All of Life is Foreign Country — Jack Kerouac
My soul is from elsewhere, I am sure of that and I intend to end up there — Jalaluddin Rumi
Every dreamer knows that it is entirely possible to be homesick for a place you’ve never been to, perhaps more homesick than for familiar ground — Judith Thurman
I have been on the road all my life. I call the suitcase my wardrobe and the trains, planes and cars I have travelled in my temporary accommodation. So, it did not surprise me when a close friend once asked me : “isn’t it time you bought a house of your own?” He then smiled and answered his own question by asking another question: you don’t have any roots, do you?
I was speechless with fear because he was right. Like the water that conforms to the vessel it is in, I have been at home in many cultures. Along the way, I have known only two types of humans : good and bad.

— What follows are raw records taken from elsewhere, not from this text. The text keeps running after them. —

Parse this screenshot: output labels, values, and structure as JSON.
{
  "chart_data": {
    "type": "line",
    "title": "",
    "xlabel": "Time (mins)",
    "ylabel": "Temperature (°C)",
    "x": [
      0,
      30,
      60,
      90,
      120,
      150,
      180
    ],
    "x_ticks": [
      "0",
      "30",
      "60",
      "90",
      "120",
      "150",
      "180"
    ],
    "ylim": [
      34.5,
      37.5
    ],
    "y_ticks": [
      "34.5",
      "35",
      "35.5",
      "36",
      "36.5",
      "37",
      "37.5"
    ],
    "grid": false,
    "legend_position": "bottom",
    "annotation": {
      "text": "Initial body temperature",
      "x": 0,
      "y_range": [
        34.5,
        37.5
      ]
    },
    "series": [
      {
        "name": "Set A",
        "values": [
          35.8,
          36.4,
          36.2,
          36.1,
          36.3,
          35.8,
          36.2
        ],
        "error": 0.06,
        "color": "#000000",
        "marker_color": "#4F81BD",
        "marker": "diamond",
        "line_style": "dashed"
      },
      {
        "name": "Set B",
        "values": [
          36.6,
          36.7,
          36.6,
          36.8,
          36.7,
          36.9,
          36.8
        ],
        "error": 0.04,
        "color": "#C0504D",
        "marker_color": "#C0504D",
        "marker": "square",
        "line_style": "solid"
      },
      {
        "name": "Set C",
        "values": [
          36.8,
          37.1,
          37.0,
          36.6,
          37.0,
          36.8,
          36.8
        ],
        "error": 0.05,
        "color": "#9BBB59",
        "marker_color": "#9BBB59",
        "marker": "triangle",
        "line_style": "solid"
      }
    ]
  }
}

My friend then described his home as a fireplace that is always lit on a cold winter night and a tree that always gives shade in the summer. He asked me to imagine a pet that shakes off the wetness off its fur as it runs lovingly towards its owner and a roof that protects the body from getting wet.
It was surprising to him when I said every home I have been to has provided me the memories he makes in his own home. Every friend who has smiled and welcomed me home gave me the warmth of the fireplace.
Every elderly person who held my hand and taught me to walk when I was down gave me the shade of a large banyan tree.
Every animal I have been kind to and petted made me its owner. Not out of any intellectual superiority but by the universal feeling of love.
The meals I have shared with workers on the shop floor, with teachers in the cafeteria and with colleagues in restaurants have reminded me that people are the same everywhere and that a smile can light them up just like the sun does the earth.